Alguns meses antes de ser contratado, pessoas que já trabalharam com este menino me alertaram:
"Ele tem transtornos psicóticos." "Ele não fala e é agressivo." "Cuidado! Jamais deixe objetos ponteagudos perto dele, como canetas e tesouras." "Ele agride a própria mãe!" " Ele rasga os cadernos dos colégas e joga est
ojos e mochilas pela janela."
Aqui relato minhas experiências diárias como professor auxiliar num programa de inclusão numa escola pública de uma cidade agrícula no interior do sul do Brasil. Num total de 13 encontros.

Dia 05, sexta feira


Quando O Menino chegou à escola, havia uma movimentação intensa de alunos no pátio, posicionando-se para uma 'hora cívica'.

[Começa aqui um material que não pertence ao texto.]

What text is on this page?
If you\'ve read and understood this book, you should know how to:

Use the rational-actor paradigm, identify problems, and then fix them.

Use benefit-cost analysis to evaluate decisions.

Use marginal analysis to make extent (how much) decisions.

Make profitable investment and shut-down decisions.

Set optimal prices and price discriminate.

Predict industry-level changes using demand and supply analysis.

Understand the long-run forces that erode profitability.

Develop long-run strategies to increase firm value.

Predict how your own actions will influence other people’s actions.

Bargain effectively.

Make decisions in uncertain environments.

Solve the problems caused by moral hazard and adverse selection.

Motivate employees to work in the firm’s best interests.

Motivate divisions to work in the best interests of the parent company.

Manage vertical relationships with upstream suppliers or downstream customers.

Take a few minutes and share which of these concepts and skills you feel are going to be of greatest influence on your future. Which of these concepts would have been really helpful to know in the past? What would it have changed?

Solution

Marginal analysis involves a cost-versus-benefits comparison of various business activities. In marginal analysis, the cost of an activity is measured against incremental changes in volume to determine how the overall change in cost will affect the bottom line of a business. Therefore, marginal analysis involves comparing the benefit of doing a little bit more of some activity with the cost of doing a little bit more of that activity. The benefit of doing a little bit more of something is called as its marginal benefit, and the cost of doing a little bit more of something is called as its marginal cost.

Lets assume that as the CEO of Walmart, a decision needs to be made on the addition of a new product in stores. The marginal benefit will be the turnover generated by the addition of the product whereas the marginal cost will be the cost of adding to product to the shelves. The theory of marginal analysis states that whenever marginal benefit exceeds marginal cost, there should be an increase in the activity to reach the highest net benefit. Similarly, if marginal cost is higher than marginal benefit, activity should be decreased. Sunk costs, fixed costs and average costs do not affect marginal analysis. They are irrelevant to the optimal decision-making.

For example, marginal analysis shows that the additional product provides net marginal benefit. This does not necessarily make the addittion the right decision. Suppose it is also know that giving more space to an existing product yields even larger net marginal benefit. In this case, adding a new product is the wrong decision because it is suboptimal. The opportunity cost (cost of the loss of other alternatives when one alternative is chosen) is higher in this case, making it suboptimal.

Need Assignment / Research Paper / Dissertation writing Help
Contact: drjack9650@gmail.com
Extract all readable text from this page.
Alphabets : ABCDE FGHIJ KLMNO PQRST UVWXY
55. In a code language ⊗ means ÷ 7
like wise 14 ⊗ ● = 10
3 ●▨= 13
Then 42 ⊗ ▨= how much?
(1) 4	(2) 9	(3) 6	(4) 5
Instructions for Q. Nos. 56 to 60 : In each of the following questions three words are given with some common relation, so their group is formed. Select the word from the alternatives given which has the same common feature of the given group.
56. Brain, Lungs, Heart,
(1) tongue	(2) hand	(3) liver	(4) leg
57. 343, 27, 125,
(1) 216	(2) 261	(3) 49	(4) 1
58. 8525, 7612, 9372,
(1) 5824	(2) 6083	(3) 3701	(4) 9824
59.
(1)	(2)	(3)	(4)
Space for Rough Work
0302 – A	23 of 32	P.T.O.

Não sabendo como funcionam as coisas por aqui, posicionamo-nos com os outros alunos.

Ao ver a coordenadora pedagógica da escola fui ao seu encontro e perguntei se devíamos ficar ali.

Ela perguntou se ele havia tomado seu café, respondi: chegou agora.

Explicou-me que independente de qualquer atividade da escola, primeiro deve-se levar O Menino pra tomar café.

Fomos à cozinha, sentamos noutro banco do pátio.

Durante a execução do Hino Nacional, cantei parte dele.

O Menino sorria expondo todos os dentes.

É a primeira vez que vejo seus dentes.

Continuei cantando. Ele fez um gesto junto as costelas como quem toca violão.

Falei: 'Isto mesmo! Depois que eles saírem vamos tocar violão.'

Na biblioteca(1) com os instrumentos, repetimos a atividade do dia 02.

Desta vez, enquanto tocávamos, improvisei vocalizes no estilo bip-bop, na intenção de motivá-lo a imitar-me.

São sons divertidos e de fácil dicção.

Uma professora abriu a porta da sala, me encarou com olhar repreensivo, não disse nada e fechou a porta com extrema violência.

Considerando que não fui comunicado possível incomodo gerado pela música e que a coordenação da escola decidiu que devo substituir a professora de música nas atividades de musicalização, continuamos nossa suave melodia.

Durante o recreio os alunos da outra 6ª série vieram brincar com o Menino enquanto estávamos sentados no banco.

Eles se divertiam e novamente senti a desconfortável sensação de trote quando as brincadeiras dos ditos normais tornaram-se agressivas.

Pedi que parassem e que deixassem o Menino em paz.

A solução foi passear com O Menino pelo pátio de mãos dadas.

Descobri que enquanto segurava a mão do Menino estes meninos, que nos seguiam, não davam empurrões, nem encontrões e nem chutavam seus calcanhares enquanto caminhávamos.

Na sala de aula seu comportamento foi surpreendente.

A turma foi dividida em grupos para trabalharem aquele texto do Almir Klink (2).

Nosso grupo era o mais inquieto. Com cochichos e risadinhas divertidas.

Embora a professora de Língua Portuguesa tenha odiado e socializava seu aborrecimento com a turma, deixei-o a vontade para observar as reações.


Até este dia não sabia se O Menino tinha dentes. Ele sorria mostrando todos.

O Menino começou a fazer carinho com a mão aberta, como aquele que fazemos nos bebes dando delicados e repetidos 'tapinhas', na parte de cima das mãos dos colegas.

Depois começou a fazer massagens nos ombros dos colegas.

Ele é um menino carinhoso que presa a afetividade.

Hoje é o segundo dia consecutivo que não lançou objetos.

    1. na verdade trata-se de um depósito de materiais gerais; deveria receber a identificação de almoxarifado.